Дело в том, что Сафонов был не менее странным коммунистом, чем Ярославцев странным демократом. Николай Степанович с детских лет, с октябрятско-пионерского возраста, как «отче наш» его предки крестьяне, как божественную святость Сталина для его отца рабочего (не дожил до пенсии, сгорел от водки, царство ему небесное), выстроил свой нравственный стержень, впитав несколько фундаментальных аксиом. Например: «Партия (разумеется, коммунистическая) – партия рабочего класса, она выражает его интересы и устремления; „Капитал“ Маркса для экономики то же, что таблица Менделеева для химии; коммунизм – неизбежная цель прогресса общества и стремления человека к счастью и справедливости». Были и ещё тому подобные «заповеди», вбиваемые в голову нескольким поколениям «советских» людей. Жизнь, учеба и работа сильно поколебали все эти мифы, особенно хлынувшая после 1985 года ПРАВДА о реальных результатах строительства коммунизма на земле. НИГДЕ этот процесс не привёл к успеху. Тем не менее, Сафонов оставался членом компартии. Во-первых, он знал там немало порядочных, искренне уважаемых им людей, а во-вторых, он всё ещё успокаивал себя тем, что теория-то верна, но вот её применение было неправильным.
Однако, превратившись полтора года назад из мастера участка абразивного завода в председателя городской Думы и столкнувшись с реальной организацией жизни большого города, он всё меньше сверял свои действия с марксистской теорией и всё больше со здравым смыслом. В конце – концов, как всякий порядочный человек, Николай Степанович не выдержал лицемерия перед самим собой – делать одно, а декларировать веру в другое.

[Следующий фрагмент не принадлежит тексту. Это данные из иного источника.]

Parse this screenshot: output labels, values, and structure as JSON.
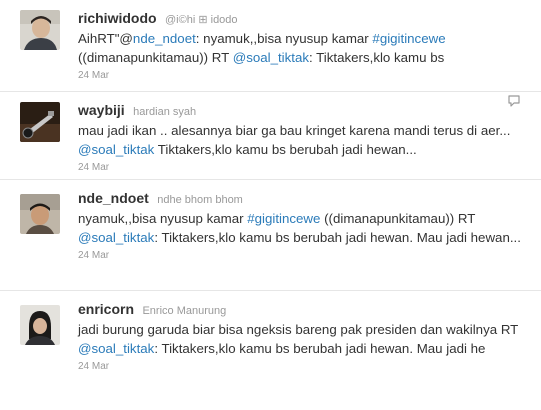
{
  "tweets": [
    {
      "screen_name": "richiwidodo",
      "full_name": "@i©hi ⊞ idodo",
      "text_parts": [
        "AihRT\"@",
        "nde_ndoet",
        ": nyamuk,,bisa nyusup kamar ",
        "#gigitincewe",
        " ((dimanapunkitamau)) RT ",
        "@soal_tiktak",
        ": Tiktakers,klo kamu bs"
      ],
      "time": "24 Mar"
    },
    {
      "screen_name": "waybiji",
      "full_name": "hardian syah",
      "text_parts": [
        "mau jadi ikan .. alesannya biar ga bau kringet karena mandi terus di aer... ",
        "@soal_tiktak",
        " Tiktakers,klo kamu bs berubah jadi hewan..."
      ],
      "time": "24 Mar",
      "reply_icon": "reply-icon"
    },
    {
      "screen_name": "nde_ndoet",
      "full_name": "ndhe bhom bhom",
      "text_parts": [
        "nyamuk,,bisa nyusup kamar ",
        "#gigitincewe",
        " ((dimanapunkitamau)) RT ",
        "@soal_tiktak",
        ": Tiktakers,klo kamu bs berubah jadi hewan. Mau jadi hewan..."
      ],
      "time": "24 Mar"
    },
    {
      "screen_name": "enricorn",
      "full_name": "Enrico Manurung",
      "text_parts": [
        "jadi burung garuda biar bisa ngeksis bareng pak presiden dan wakilnya RT ",
        "@soal_tiktak",
        ": Tiktakers,klo kamu bs berubah jadi hewan. Mau jadi he"
      ],
      "time": "24 Mar"
    }
  ],
  "colors": {
    "link": "#2b7bb9",
    "muted": "#999999",
    "text": "#333333",
    "divider": "#e6e6e6"
  }
}
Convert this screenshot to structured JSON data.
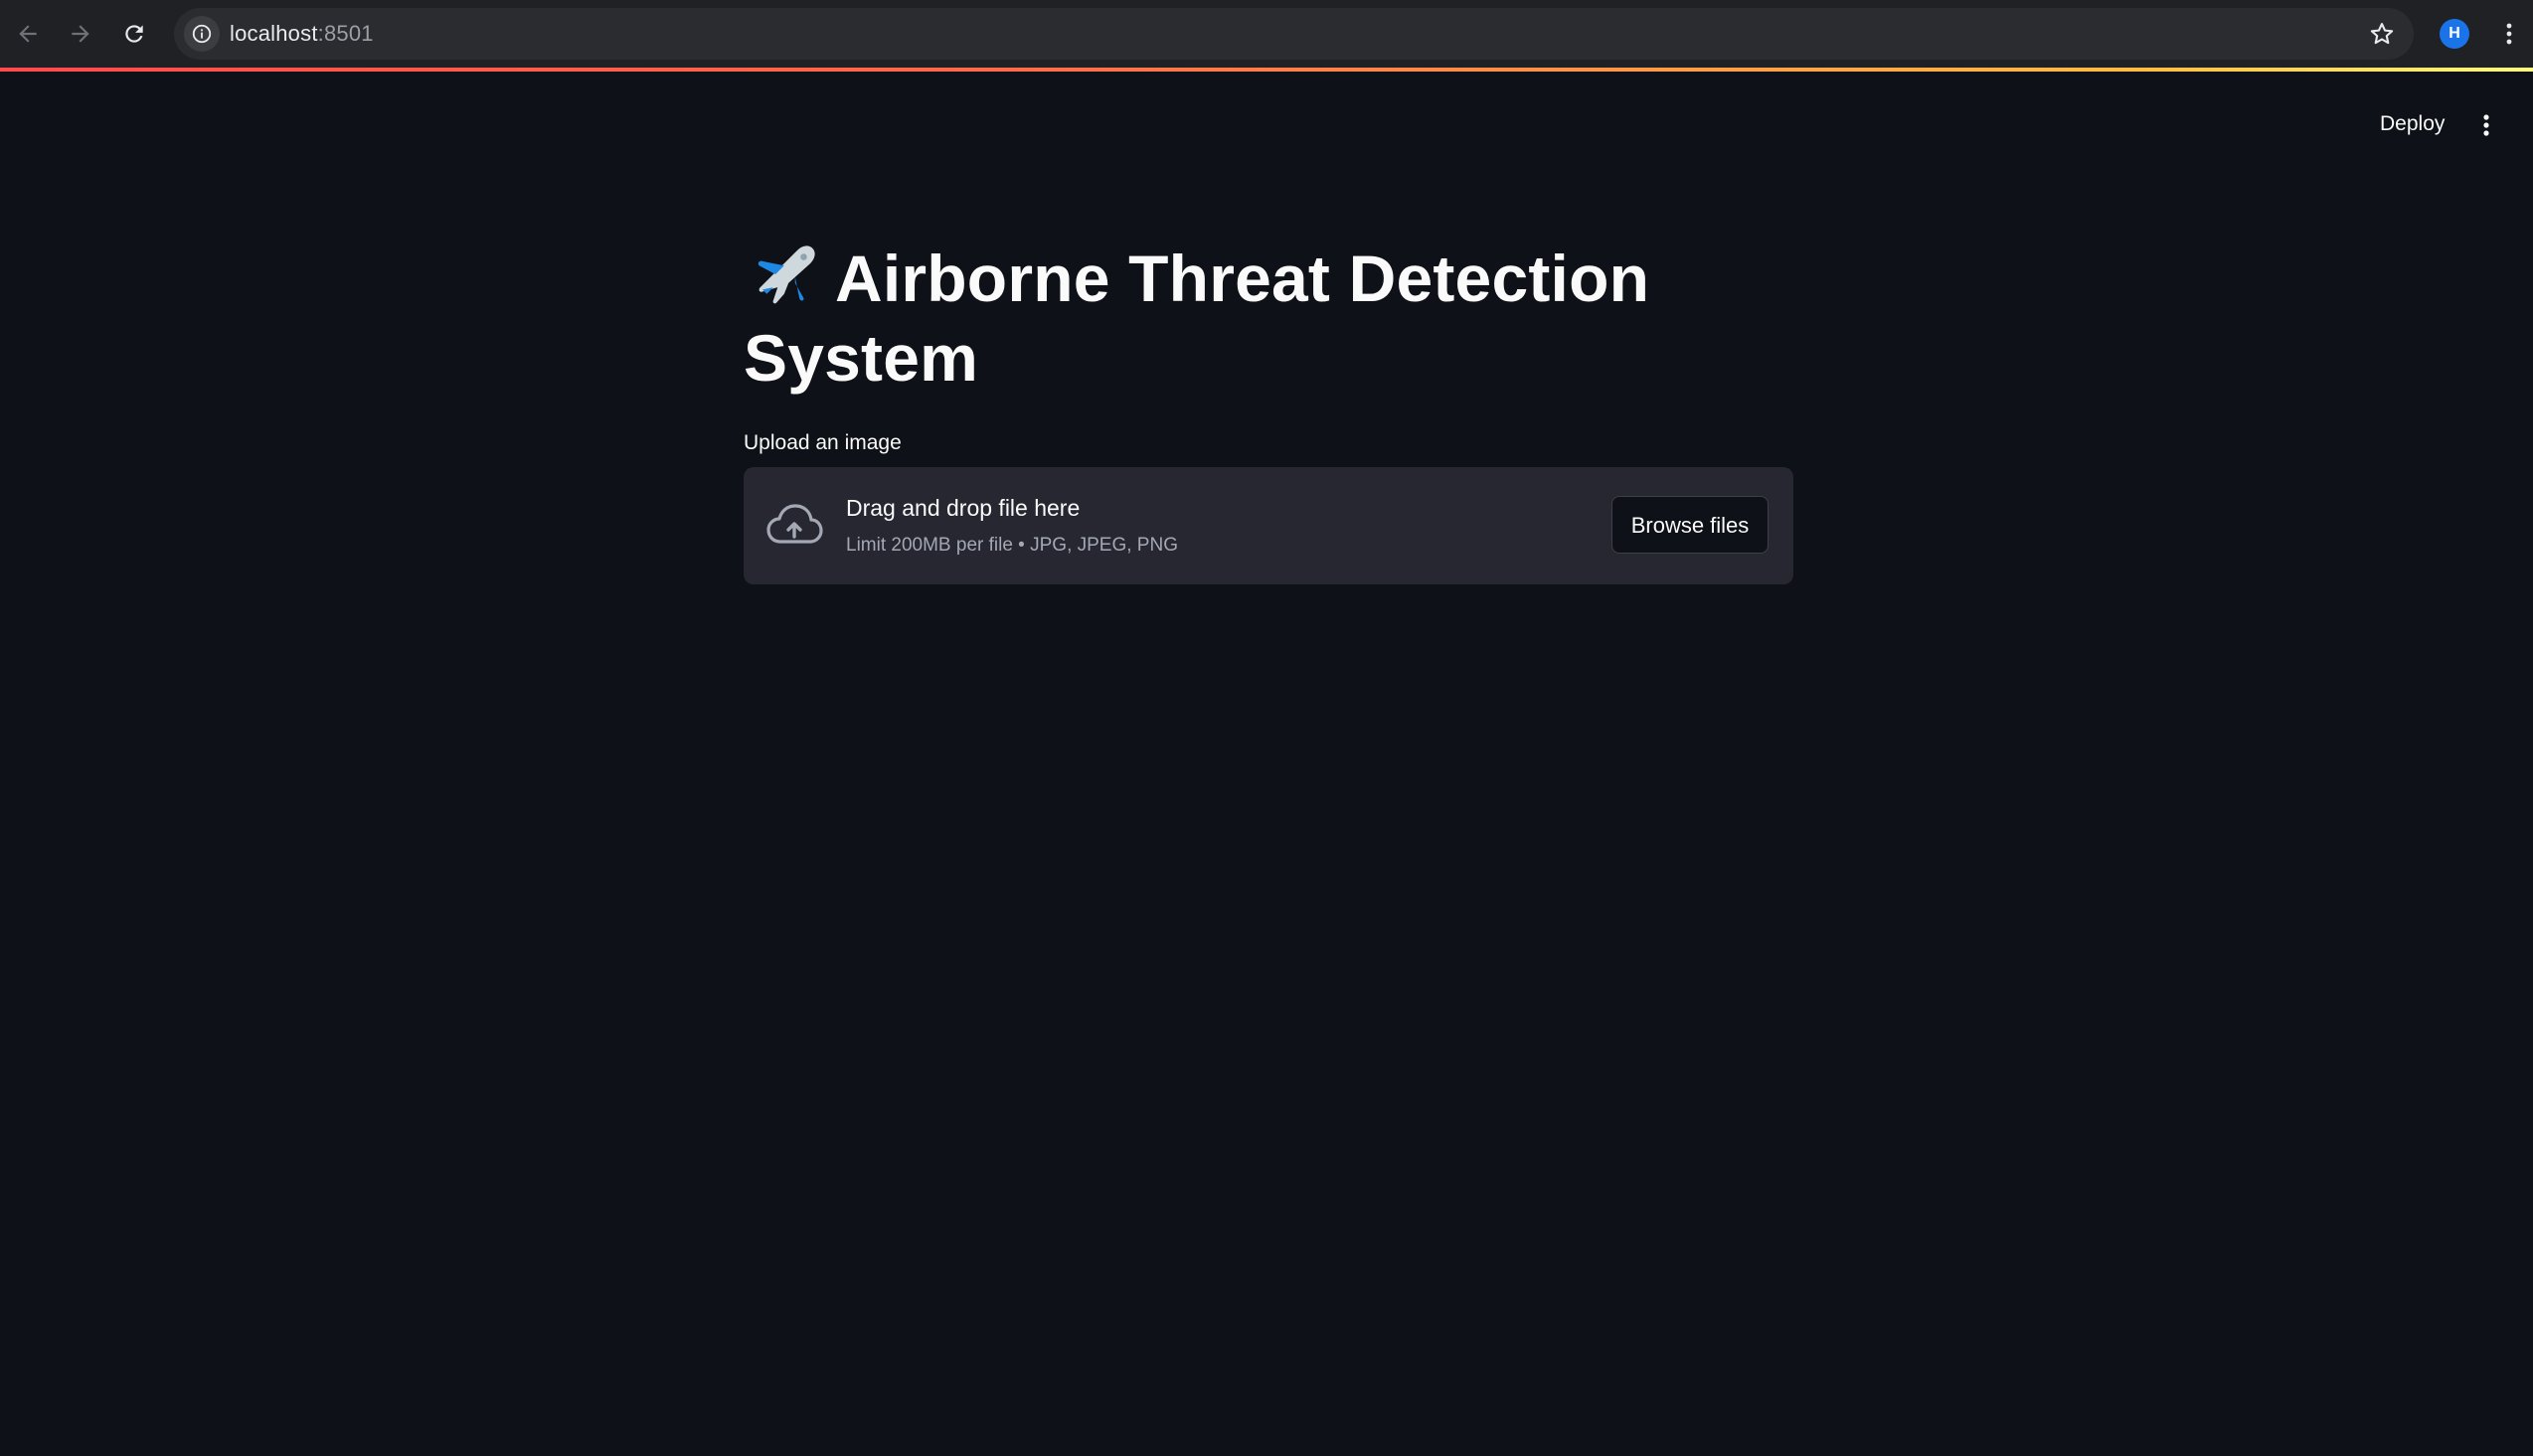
{
  "browser": {
    "url_host": "localhost",
    "url_port": ":8501",
    "profile_initial": "H",
    "icons": [
      "back-arrow-icon",
      "forward-arrow-icon",
      "reload-icon",
      "info-icon",
      "star-icon",
      "kebab-menu-icon"
    ]
  },
  "header": {
    "deploy_label": "Deploy",
    "menu_icon": "kebab-menu-icon"
  },
  "main": {
    "title_emoji": "airplane-icon",
    "title": "Airborne Threat Detection System",
    "uploader": {
      "label": "Upload an image",
      "drop_title": "Drag and drop file here",
      "limit_text": "Limit 200MB per file • JPG, JPEG, PNG",
      "browse_label": "Browse files",
      "icon": "cloud-upload-icon"
    }
  },
  "colors": {
    "background": "#0e1117",
    "dropzone": "#262730",
    "accent_stripe_start": "#ff4b4b",
    "accent_stripe_end": "#fffd80"
  }
}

Вот об этом он и рассказал тогда, вечером обычного рабочего дня, первого мая (все праздники были отменены в связи с чрезвычайным положением) Андрею Андреевичу и предложил свои услуги по организации предвыборного штаба Ярославцева и создания объединения из кандидатов в депутаты в Государственную Думу Волжской России, которые бы поддерживали его. Они тогда проговорили до полуночи и разработали план предварительной подготовки к началу выборной компании.
Теперь, глядя на Сафонова, вместе с другими заинтригованными членами Совета безопасности, Ярославцев подумал, что, наверное, действительно случилось что-то очень важное, раз Николай Степанович так решительно настаивает. И, хотя он не любил слушать всякие словоблудия просто так, не для принятия решения по делу, Андрей Андреевич сдался.
– Ну, хорошо, информацию, Николай Степанович, доведете Вы?
– Нет, доложит Удинов. Он в приёмной, я его вчера пригласил для выступления.
«Без меня меня женили», – усмехнулся про себя Ярославцев и спросил:
– Минут двадцать, двадцать пять ему хватит?
– Полчаса, Андрей Андреевич.
И. О. президента покачал головой и нехотя согласился:
– Ну, хорошо, – потом посмотрел на всех присутствующих, – Больше предложений нет? Приступили.
Через час Совет безопасности одобрил план Кавказской боевой операции, суть которой заключалась в следующем. Армия Джелаладдина запиралась на пути к Дербенту между реками Самур и Гюльгерычай. Здесь была дорога-перевал через отроги самурского хребта. Предполагалось остановить армию султана на переправе через Гюльгерычай, одновременно отрезав ей пути отхода назад к Самуру и по руслу Гюльгерычая к морю. Это предполагалось выполнить силами двух отделений, экипажа БМД-3, которая ночью уже была доставлена на сухогруз с трубами для Баку, и тысячи воинов-гази эмира Ахмеда. Кроме того, на аэродром Дербентского форта перебрасывался вертолет в качестве резерва. Так же гарнизон Дербентского форта выделял две резервные группы.
Решено было договориться с эмиром Ахмедом, что руководить операцией будет Кузнецов, и командиры его сотен будут подчиняться Виктору Викторовичу.
Затем и. о. президента рассказал о результатах своей поездки на Урал. Утешительными их назвать было нельзя. «Большой Камень» не желал пускать к себе чужаков. Освоение магнитогорского месторождения железной руды откладывалось до весны следующего года, а до той поры туда надо было пробить дорогу, построить какое-никакое жильё, создать строительную базу, и провести подробную разведку недр. Но поскольку Волжский не мог так долго ждать железа, то надо было использовать уже известное курянам оскольское месторождение железной руды. Эту руду можно было транспортировать по реке Оскол, которая впадала в Северный Донец, на правом берегу которого, недалеко от впадения в Дон, было разведано прекрасное месторождение антрацита. Там уже закладывался город Донецк, и туда уже направилась техника для добычи угля вскрышным способом.